O ECM já a previu no sábado, mas recuou, esperemos que volta a prever-la.


----------



## martinus (30 Jan 2012 às 15:37)

*Re: Seg. Previsão do Tempo e Modelos - Janeiro 2012*



David sf disse:


> Neste momento estamos entre uma onda de frio histórica.



Uma característica interessante da mentalidade do nosso tempo e do nosso espaço cultural, é a de as pessoas tenderem a prever a história. A história passa a ser feita de acontecimentos futuros. Deixa de ser a ciência do passado e passa a ser a antevisão do futuro.

Se não estou enganado, a temperatura mais baixa registada até hoje em Espanha ocorreu na primeira metade do século XX e foi algo do género -38 C.

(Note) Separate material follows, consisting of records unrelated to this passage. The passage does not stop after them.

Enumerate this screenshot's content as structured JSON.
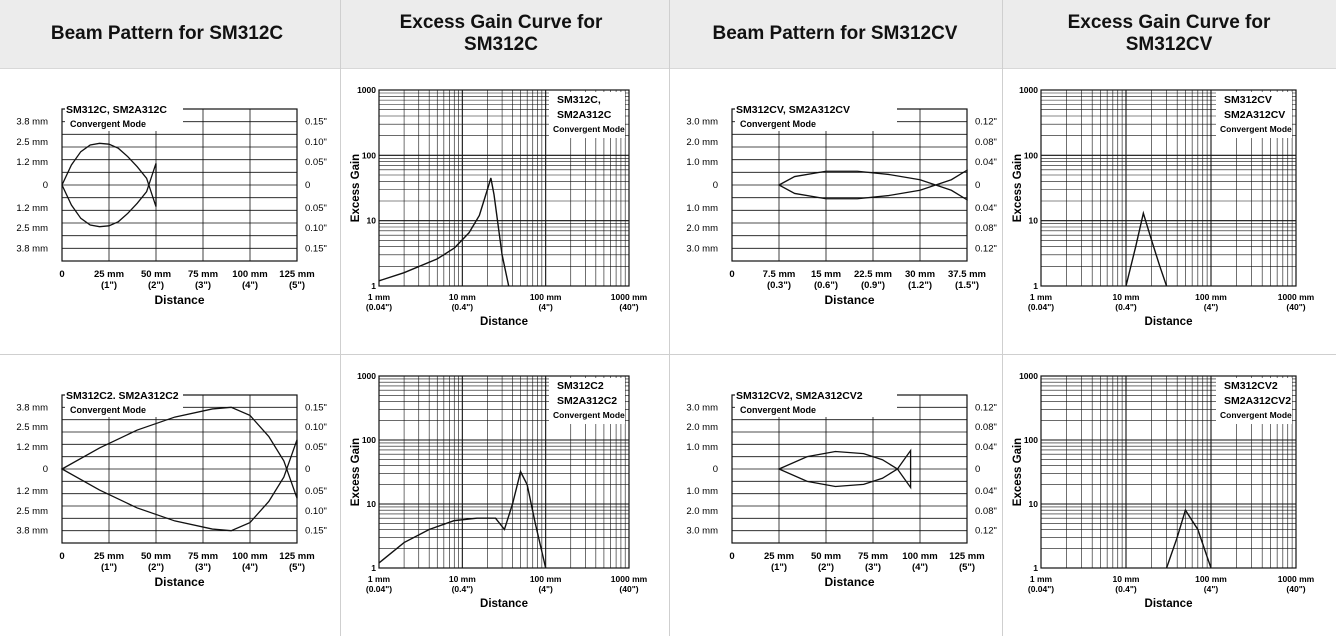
{
  "headers": [
    "Beam Pattern for SM312C",
    "Excess Gain Curve for SM312C",
    "Beam Pattern for SM312CV",
    "Excess Gain Curve for SM312CV"
  ],
  "charts": [
    {
      "kind": "beam",
      "left_labels": [
        "3.8 mm",
        "2.5 mm",
        "1.2 mm",
        "0",
        "1.2 mm",
        "2.5 mm",
        "3.8 mm"
      ],
      "right_labels": [
        "0.15\"",
        "0.10\"",
        "0.05\"",
        "0",
        "0.05\"",
        "0.10\"",
        "0.15\""
      ],
      "x_ticks_top": [
        "0",
        "25 mm",
        "50 mm",
        "75 mm",
        "100 mm",
        "125 mm"
      ],
      "x_ticks_bottom": [
        "",
        "(1\")",
        "(2\")",
        "(3\")",
        "(4\")",
        "(5\")"
      ],
      "xlabel": "Distance",
      "legend_lines": [
        "SM312C, SM2A312C",
        "Convergent Mode"
      ]
    },
    {
      "kind": "gain",
      "y_ticks": [
        "1000",
        "100",
        "10",
        "1"
      ],
      "x_ticks_top": [
        "1 mm",
        "10 mm",
        "100 mm",
        "1000 mm"
      ],
      "x_ticks_bottom": [
        "(0.04\")",
        "(0.4\")",
        "(4\")",
        "(40\")"
      ],
      "xlabel": "Distance",
      "ylabel": "Excess Gain",
      "legend_lines": [
        "SM312C,",
        "SM2A312C",
        "Convergent Mode"
      ]
    },
    {
      "kind": "beam",
      "left_labels": [
        "3.0 mm",
        "2.0 mm",
        "1.0 mm",
        "0",
        "1.0 mm",
        "2.0 mm",
        "3.0 mm"
      ],
      "right_labels": [
        "0.12\"",
        "0.08\"",
        "0.04\"",
        "0",
        "0.04\"",
        "0.08\"",
        "0.12\""
      ],
      "x_ticks_top": [
        "0",
        "7.5 mm",
        "15 mm",
        "22.5 mm",
        "30 mm",
        "37.5 mm"
      ],
      "x_ticks_bottom": [
        "",
        "(0.3\")",
        "(0.6\")",
        "(0.9\")",
        "(1.2\")",
        "(1.5\")"
      ],
      "xlabel": "Distance",
      "legend_lines": [
        "SM312CV, SM2A312CV",
        "Convergent Mode"
      ]
    },
    {
      "kind": "gain",
      "y_ticks": [
        "1000",
        "100",
        "10",
        "1"
      ],
      "x_ticks_top": [
        "1 mm",
        "10 mm",
        "100 mm",
        "1000 mm"
      ],
      "x_ticks_bottom": [
        "(0.04\")",
        "(0.4\")",
        "(4\")",
        "(40\")"
      ],
      "xlabel": "Distance",
      "ylabel": "Excess Gain",
      "legend_lines": [
        "SM312CV",
        "SM2A312CV",
        "Convergent Mode"
      ]
    },
    {
      "kind": "beam",
      "left_labels": [
        "3.8 mm",
        "2.5 mm",
        "1.2 mm",
        "0",
        "1.2 mm",
        "2.5 mm",
        "3.8 mm"
      ],
      "right_labels": [
        "0.15\"",
        "0.10\"",
        "0.05\"",
        "0",
        "0.05\"",
        "0.10\"",
        "0.15\""
      ],
      "x_ticks_top": [
        "0",
        "25 mm",
        "50 mm",
        "75 mm",
        "100 mm",
        "125 mm"
      ],
      "x_ticks_bottom": [
        "",
        "(1\")",
        "(2\")",
        "(3\")",
        "(4\")",
        "(5\")"
      ],
      "xlabel": "Distance",
      "legend_lines": [
        "SM312C2. SM2A312C2",
        "Convergent Mode"
      ]
    },
    {
      "kind": "gain",
      "y_ticks": [
        "1000",
        "100",
        "10",
        "1"
      ],
      "x_ticks_top": [
        "1 mm",
        "10 mm",
        "100 mm",
        "1000 mm"
      ],
      "x_ticks_bottom": [
        "(0.04\")",
        "(0.4\")",
        "(4\")",
        "(40\")"
      ],
      "xlabel": "Distance",
      "ylabel": "Excess Gain",
      "legend_lines": [
        "SM312C2",
        "SM2A312C2",
        "Convergent Mode"
      ]
    },
    {
      "kind": "beam",
      "left_labels": [
        "3.0 mm",
        "2.0 mm",
        "1.0 mm",
        "0",
        "1.0 mm",
        "2.0 mm",
        "3.0 mm"
      ],
      "right_labels": [
        "0.12\"",
        "0.08\"",
        "0.04\"",
        "0",
        "0.04\"",
        "0.08\"",
        "0.12\""
      ],
      "x_ticks_top": [
        "0",
        "25 mm",
        "50 mm",
        "75 mm",
        "100 mm",
        "125 mm"
      ],
      "x_ticks_bottom": [
        "",
        "(1\")",
        "(2\")",
        "(3\")",
        "(4\")",
        "(5\")"
      ],
      "xlabel": "Distance",
      "legend_lines": [
        "SM312CV2, SM2A312CV2",
        "Convergent Mode"
      ]
    },
    {
      "kind": "gain",
      "y_ticks": [
        "1000",
        "100",
        "10",
        "1"
      ],
      "x_ticks_top": [
        "1 mm",
        "10 mm",
        "100 mm",
        "1000 mm"
      ],
      "x_ticks_bottom": [
        "(0.04\")",
        "(0.4\")",
        "(4\")",
        "(40\")"
      ],
      "xlabel": "Distance",
      "ylabel": "Excess Gain",
      "legend_lines": [
        "SM312CV2",
        "SM2A312CV2",
        "Convergent Mode"
      ]
    }
  ],
  "chart_data": [
    {
      "type": "line",
      "title": "Beam Pattern for SM312C",
      "xlabel": "Distance",
      "x_unit": "mm",
      "y_unit": "mm",
      "xlim": [
        0,
        125
      ],
      "ylim": [
        -3.8,
        3.8
      ],
      "series": [
        {
          "name": "SM312C, SM2A312C",
          "x": [
            0,
            5,
            10,
            15,
            20,
            25,
            30,
            35,
            40,
            45,
            50
          ],
          "y_upper": [
            0,
            1.2,
            2.0,
            2.4,
            2.5,
            2.45,
            2.2,
            1.7,
            1.1,
            0.4,
            -1.3
          ],
          "y_lower": [
            0,
            -1.2,
            -2.0,
            -2.4,
            -2.5,
            -2.45,
            -2.2,
            -1.7,
            -1.1,
            -0.4,
            1.3
          ]
        }
      ]
    },
    {
      "type": "line",
      "title": "Excess Gain Curve for SM312C",
      "xlabel": "Distance",
      "ylabel": "Excess Gain",
      "x_unit": "mm",
      "log_x": true,
      "log_y": true,
      "xlim": [
        1,
        1000
      ],
      "ylim": [
        1,
        1000
      ],
      "series": [
        {
          "name": "SM312C, SM2A312C",
          "x": [
            1,
            2,
            5,
            8,
            12,
            16,
            20,
            22,
            24,
            30,
            36
          ],
          "y": [
            1.2,
            1.6,
            2.6,
            3.8,
            6.5,
            12,
            30,
            45,
            25,
            3,
            1
          ]
        }
      ]
    },
    {
      "type": "line",
      "title": "Beam Pattern for SM312CV",
      "xlabel": "Distance",
      "x_unit": "mm",
      "y_unit": "mm",
      "xlim": [
        0,
        37.5
      ],
      "ylim": [
        -3.0,
        3.0
      ],
      "series": [
        {
          "name": "SM312CV, SM2A312CV",
          "x": [
            7.5,
            10,
            15,
            20,
            25,
            30,
            35,
            37.5
          ],
          "y_upper": [
            0,
            0.4,
            0.65,
            0.65,
            0.5,
            0.25,
            -0.25,
            -0.7
          ],
          "y_lower": [
            0,
            -0.4,
            -0.65,
            -0.65,
            -0.5,
            -0.25,
            0.25,
            0.7
          ]
        }
      ]
    },
    {
      "type": "line",
      "title": "Excess Gain Curve for SM312CV",
      "xlabel": "Distance",
      "ylabel": "Excess Gain",
      "x_unit": "mm",
      "log_x": true,
      "log_y": true,
      "xlim": [
        1,
        1000
      ],
      "ylim": [
        1,
        1000
      ],
      "series": [
        {
          "name": "SM312CV, SM2A312CV",
          "x": [
            10,
            13,
            16,
            20,
            25,
            30
          ],
          "y": [
            1,
            4,
            13,
            5,
            2,
            1
          ]
        }
      ]
    },
    {
      "type": "line",
      "title": "Beam Pattern for SM312C",
      "xlabel": "Distance",
      "x_unit": "mm",
      "y_unit": "mm",
      "xlim": [
        0,
        125
      ],
      "ylim": [
        -3.8,
        3.8
      ],
      "series": [
        {
          "name": "SM312C2. SM2A312C2",
          "x": [
            0,
            20,
            40,
            60,
            80,
            90,
            100,
            110,
            118,
            125
          ],
          "y_upper": [
            0,
            1.3,
            2.4,
            3.2,
            3.7,
            3.8,
            3.3,
            2.0,
            0.5,
            -1.8
          ],
          "y_lower": [
            0,
            -1.3,
            -2.4,
            -3.2,
            -3.7,
            -3.8,
            -3.3,
            -2.0,
            -0.5,
            1.8
          ]
        }
      ]
    },
    {
      "type": "line",
      "title": "Excess Gain Curve for SM312C",
      "xlabel": "Distance",
      "ylabel": "Excess Gain",
      "x_unit": "mm",
      "log_x": true,
      "log_y": true,
      "xlim": [
        1,
        1000
      ],
      "ylim": [
        1,
        1000
      ],
      "series": [
        {
          "name": "SM312C2, SM2A312C2",
          "x": [
            1,
            2,
            4,
            8,
            15,
            25,
            32,
            40,
            50,
            60,
            75,
            100
          ],
          "y": [
            1.2,
            2.5,
            4,
            5.5,
            6,
            6,
            4,
            10,
            32,
            20,
            5,
            1
          ]
        }
      ]
    },
    {
      "type": "line",
      "title": "Beam Pattern for SM312CV",
      "xlabel": "Distance",
      "x_unit": "mm",
      "y_unit": "mm",
      "xlim": [
        0,
        125
      ],
      "ylim": [
        -3.0,
        3.0
      ],
      "series": [
        {
          "name": "SM312CV2, SM2A312CV2",
          "x": [
            25,
            40,
            55,
            70,
            80,
            88,
            95
          ],
          "y_upper": [
            0,
            0.6,
            0.85,
            0.75,
            0.45,
            0,
            -0.9
          ],
          "y_lower": [
            0,
            -0.6,
            -0.85,
            -0.75,
            -0.45,
            0,
            0.9
          ]
        }
      ]
    },
    {
      "type": "line",
      "title": "Excess Gain Curve for SM312CV",
      "xlabel": "Distance",
      "ylabel": "Excess Gain",
      "x_unit": "mm",
      "log_x": true,
      "log_y": true,
      "xlim": [
        1,
        1000
      ],
      "ylim": [
        1,
        1000
      ],
      "series": [
        {
          "name": "SM312CV2, SM2A312CV2",
          "x": [
            30,
            40,
            50,
            70,
            90,
            100
          ],
          "y": [
            1,
            3,
            8,
            4,
            1.5,
            1
          ]
        }
      ]
    }
  ]
}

Ora, neste evento histórico, a ocorrer eventualmente no futuro, creio que temperaturas dessa magnitude não estão sequer previstas para a Rússia, a Polónia ou a Finlandia.


----------



## MarioCabral (30 Jan 2012 às 15:40)

*Re: Seg. Previsão do Tempo e Modelos - Janeiro 2012*

Acredito numa entrada fria, mas parece-me pouco provável ser tão fria como o GFS a põe...são precisas várias condições para que isso aconteça...mas de qualquer das formas algo parece certo...
As saídas de hoje serão importantes para confirmar que o GFS mantém a aposta e se o ECMWF começa já a ver algo mais concreto...
Pode acontecer como já muitos disseram, é um cenário provável...mas ainda longe de ser "confirmado"...nem os 2 principais modelos estão de acordo...logo...esperar e seguir as próximas saídas...

Mas continuem a sonhar, certamente recordes de mínimas para quase todas as nossas "meninas"....


----------



## David sf (30 Jan 2012 às 15:52)

*Re: Seg. Previsão do Tempo e Modelos - Janeiro 2012*



martinus disse:


> Uma característica interessante da mentalidade do nosso tempo e do nosso espaço cultural, é a de as pessoas tenderem a prever a história. A história passa a ser feita de acontecimentos futuros. Deixa de ser a ciência do passado e passa a ser a antevisão do futuro.
> 
> Se não estou enganado, a temperatura mais baixa registada até hoje em Espanha ocorreu na primeira metade do século XX e foi algo do género -38 C.
> 
> Ora, neste evento histórico, a ocorrer eventualmente no futuro, creio que temperaturas dessa magnitude não estão sequer previstas para a Rússia, a Polónia ou a Finlandia.



Off-Topic:
O Benfica ganhou uma vez 12-1 ao Porto. Se este ano ganhar 10-0 não se trataria, portanto, de uma vitória histórica.


----------



## MarioCabral (30 Jan 2012 às 15:53)

*Re: Seg. Previsão do Tempo e Modelos - Janeiro 2012*



martinus disse:


> Uma característica interessante da mentalidade do nosso tempo e do nosso espaço cultural, é a de as pessoas tenderem a prever a história. A história passa a ser feita de acontecimentos futuros. Deixa de ser a ciência do passado e passa a ser a antevisão do futuro.
> 
> Se não estou enganado, a temperatura mais baixa registada até hoje em Espanha ocorreu na primeira metade do século XX e foi algo do género -38 C.
> 
> Ora, neste evento histórico, a ocorrer eventualmente no futuro, creio que temperaturas dessa magnitude não estão sequer previstas para a Rússia, a Polónia ou a Finlandia.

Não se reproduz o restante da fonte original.